Ding-Dong, the Deal Flow Model is Dead

Bill Burnham has up a long-promised piece on how the deal-flow model of venture capital is dead. There is, as he correctly argues, too much capital and too much competition in the venture industry for venture firms to sit by the stream like bears waiting for passing salmon. Yes, that approach worked for years — and it still works in some small markets and for a few (very few) marquee firms — but for everyone else the old deal flow model is no longer an option.

Why? Because deals get too competitive too quickly.
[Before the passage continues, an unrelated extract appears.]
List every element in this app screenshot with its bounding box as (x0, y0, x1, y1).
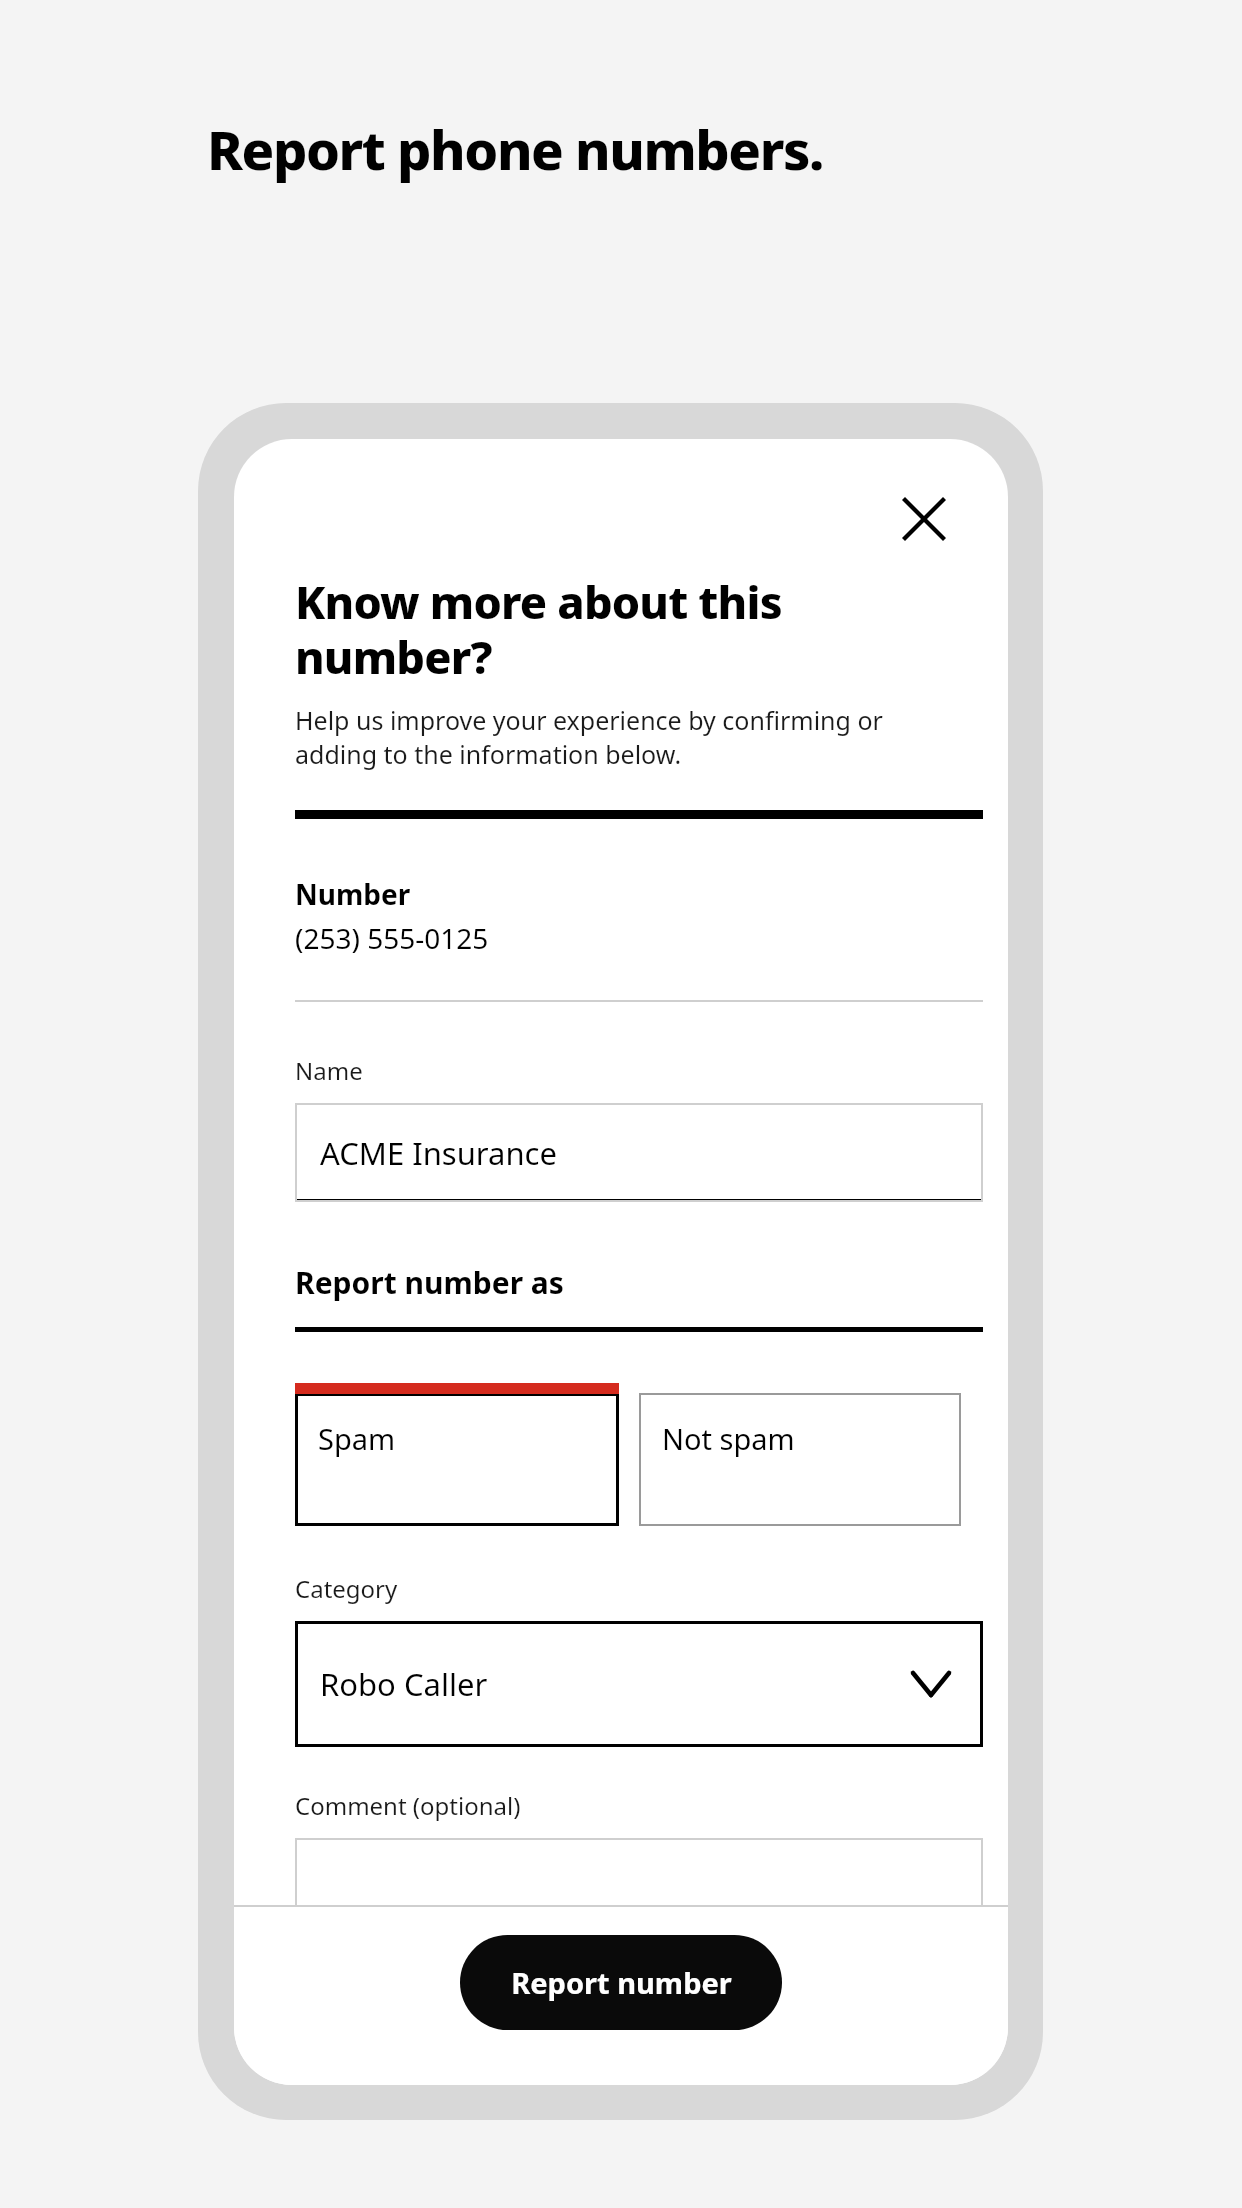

And at least as importantly, by the time you see something it is either some deal you shouldn’t want, or it is a deal that has already been shaped by other venture hands into a form that does not interest you as an investment.
Bill’s alternative: Thesis-based venture investing.
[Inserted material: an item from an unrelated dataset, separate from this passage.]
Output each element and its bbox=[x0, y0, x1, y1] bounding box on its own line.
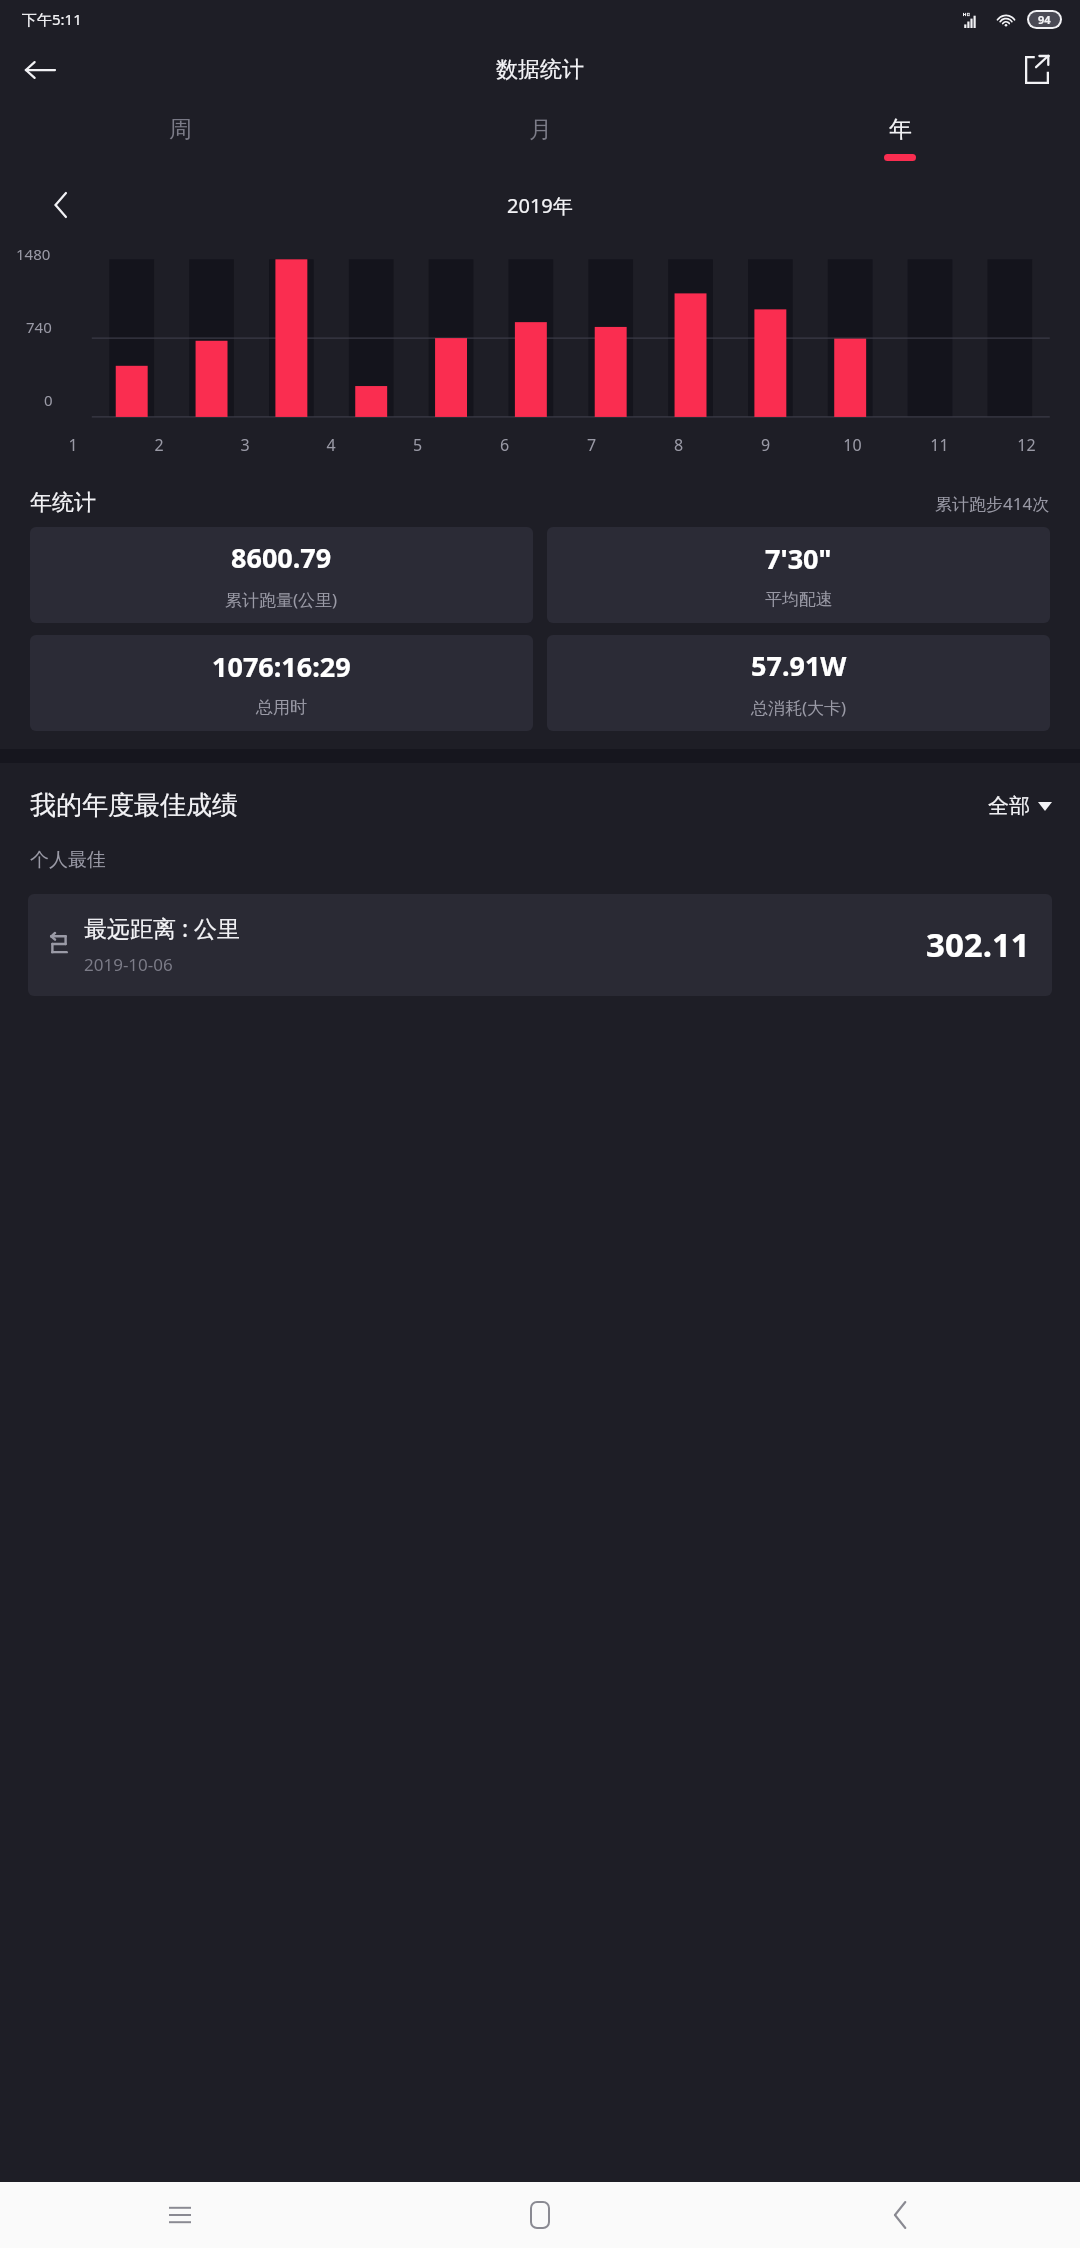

This approach stresses taking the initiative to develop an investment thesis based on focused expertise and then using that investment thesis as the basis for a directed deal acquisition campaign designed to either ferret out those existing start-ups that fit into this investment thesis or to help create new companies that can take advantage of an identified opportunity.

While that may sound perfectly sensible, and many entrepreneurs can be forgiven for thinking that the preceding is what most venture investors were already doing (they were not), it is not easy to do. Picking a thesis and sticking to it is tough. It often forces you to travel more than seems optimal, as you look for deals that meet your newly-narrowed criteria. At the same time, it presupposes that venture investors’ have a solid idea what they should be investing in. The truth is, as many entrepreneurs have discovered to their chagrin and lost time, what VCs say they want is often uncorrelated with what they later invest in. Today’s hot sector is tomorrow’s dreg — and both often turn out to be the wrong place to invest.
Nevertheless, Bill makes some very good points, and his piece is worth reading. And while I generally agree with him, I think the structural changes required in venture personnel is going to make this a long-cycle change in the venture industry at best. I’d happily be proven wrong as I’m a doggedly theme-oriented investor to a fault, but that would be too easy, now wouldn’t it.